Books, as you might expect, are a bit of a Proust's madeleine for me. With most of my books, I pick it off the shelf and recall its acquisition. Often I get a flash of when or where I read it, if indeed I have. For most of those 'ought' books, I got nothing. I hadn't read them because I got a flash of excitement when I read the blurb in the bookshop, I'd read them because I recognised the title or the author from a list somewhere. With a few honourable exceptions (Tolstoy, for one), I never connected with them. Now I'm in my forties, my hair shot with silver threads that match my glam metal scarves, I don't care about having Plato or Hume on my shelves. I don't even care that I haven't read them (I did try Hume, but his punctuation and phraseology were impenetrable).
Those books joined the popular science books I'd left too long after graduation and didn't understand, the history books on topics I was no longer interested in or that were written in a dull old-fashioned way. It was easier to ditch the second-hand books, the dog-eared ones I'd rescued from the bin at an Oxfam bookshop I volunteered at many years ago or the ones I'd bought at charity shops or library book-sales. The ones I'd bought new were harder (I paid good money for that!) and the ones that were gifts, harder still.
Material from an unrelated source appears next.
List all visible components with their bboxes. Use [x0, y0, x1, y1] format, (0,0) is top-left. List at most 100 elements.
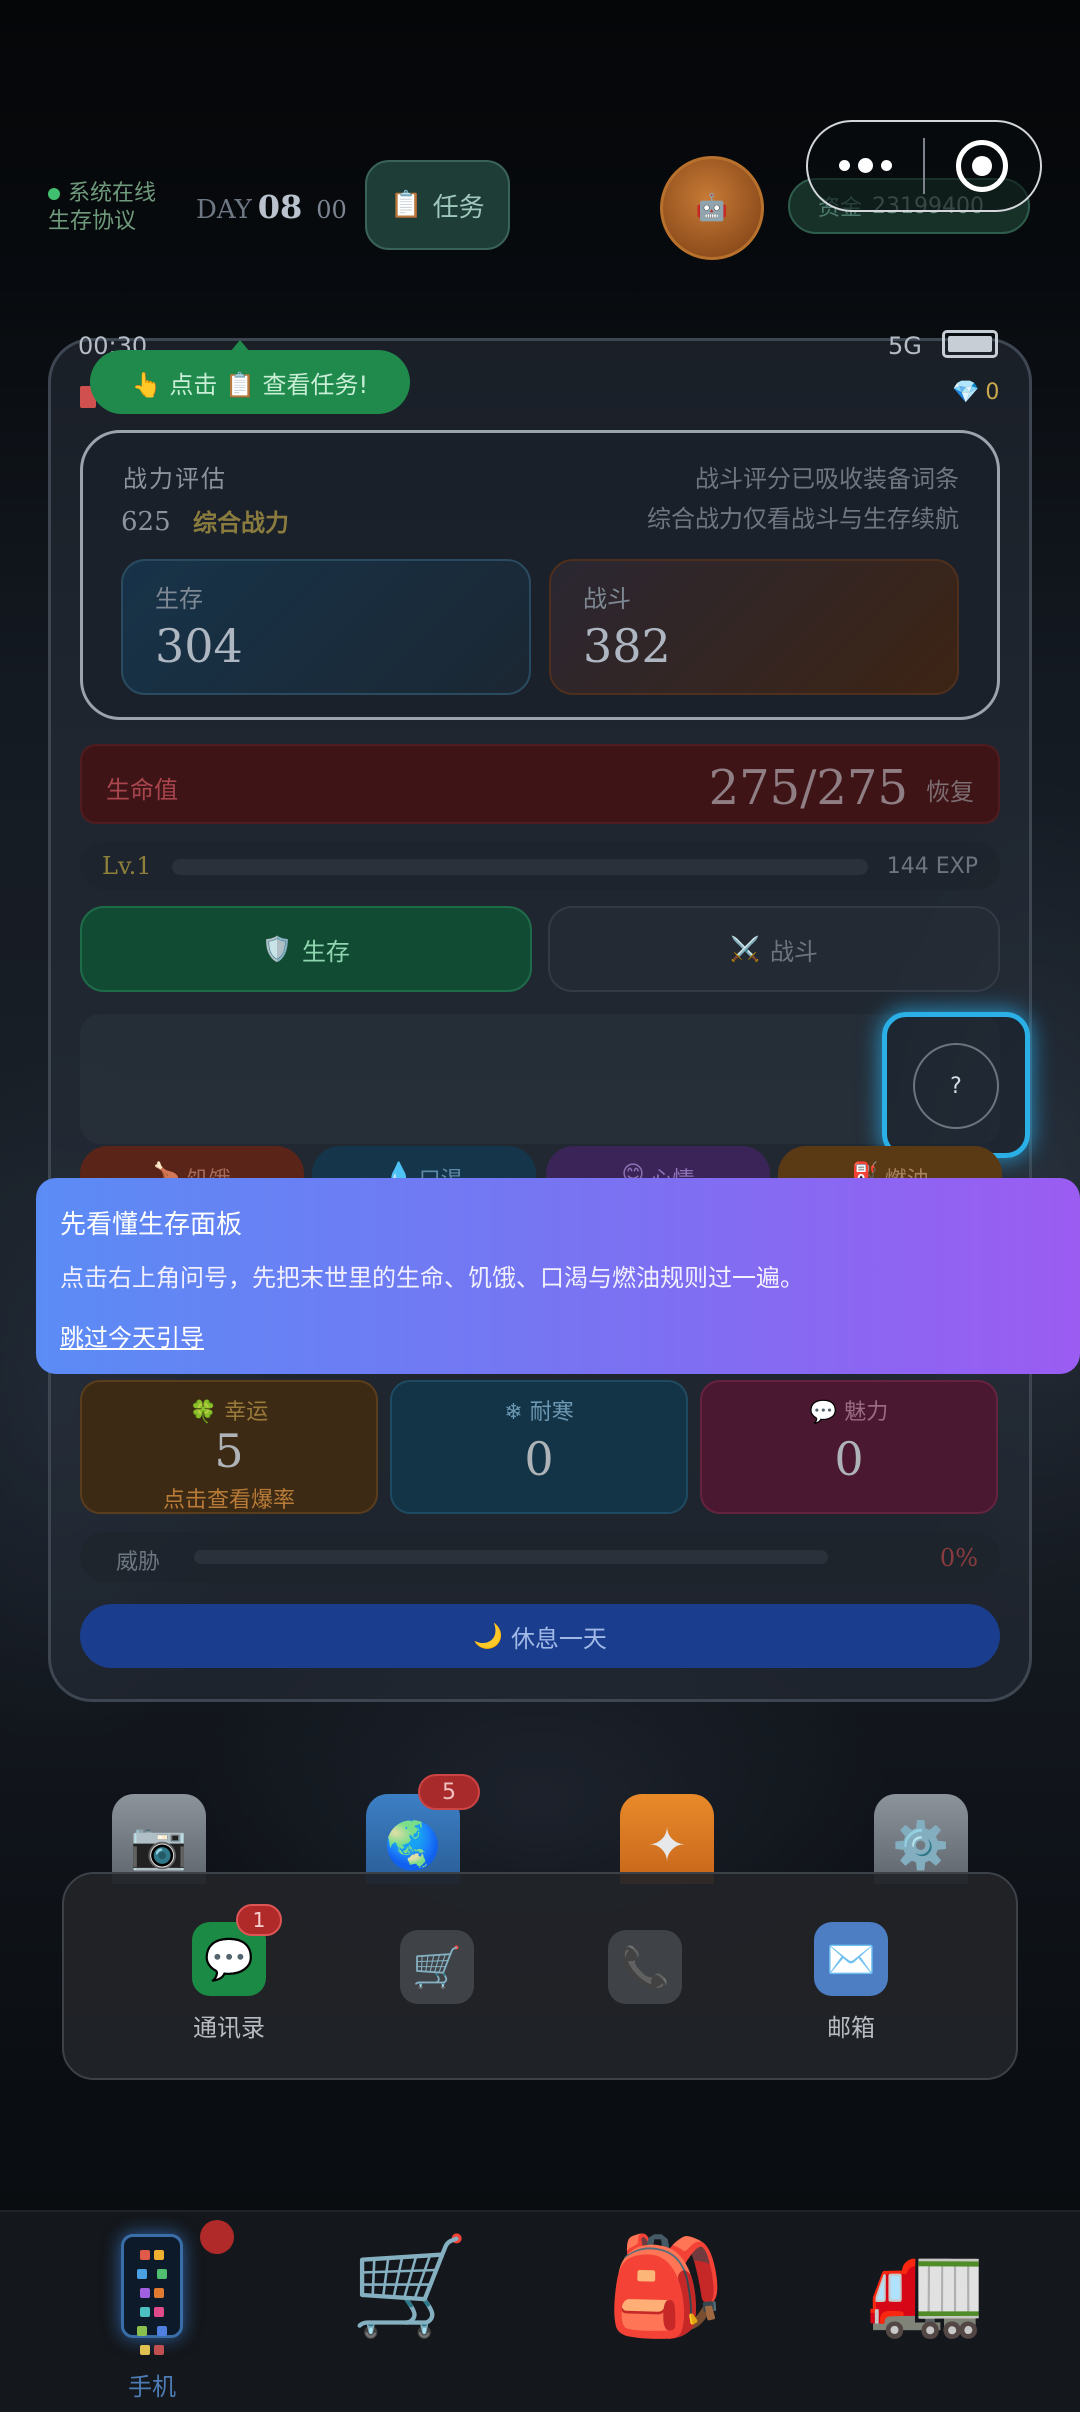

I find it hard to get rid of books that were gifts, even when they were wide of the mark. I can sometimes pass them on to someone else I know, but to hand them over to a charity shop, not knowing what kind of care they'll subsequently receive, is too much. Of course, when you're known to be a book-lover and your nearest and dearest give you books at every available opportunity but you live in a flat, there comes a time when even some of the presents have to go. The books friend T gave me for my 18th and 40th birthdays remain beside each other on the popular science and rock 'n' roll shelf (the shelving system only really makes sense to me), as do scattered others, but there are books from friends and family on the To Go piles. The cringing this is causing made me realise that part of the reason for keeping the gift books is so I can hope said friend or relative notices it on a visit and thinks better of me. Even though most of my friends and relatives rarely, if ever, get close to my bookshelves and probably wouldn't recognise half the books they'd given me.
So we're back to bookshelves as a means to impress. It made me think of the Twitter account Bookcase Credibility, which popped up at the start of lockdown in 2020 to offer tongue in cheek analysis of the shelves used as background by experts and politicians appearing on the news from their homes. I had a job interview by video call in February and I admit I agonised over which angle to have my chair at. In the end I realised that the books I'd be happiest about having on show (sci-fi and fantasy novels, northern and/or working-class history) were on the higher shelves and I could either do the interview standing up or just not mind. I ended up with Muppet DVDs on one side and a random collection of fiction on the other, most legible among which was probably the Scarlet Pimpernel omnibus (and yet, I did get the job).
Why own books, then? I reckon they fall into four categories:
I (realistically) intend to read them but haven't yet
reference volumes or say, a history book that I've read but might want to revisit for a fact or date
fiction or poetry that's likely to be re-read, e.g. a seasonal collection or favourite Terry Pratchett
fiction I'm pretty sure I won't re-read but holds fond memories that flood me when I pluck it from the shelf, possibly because it was a gift
Oh yes, and of course the ones I'd prefer to have as my public-facing background on a video call or author photo, but I'm pretty sure I'm hanging on to them for one of the four reasons above, anyway.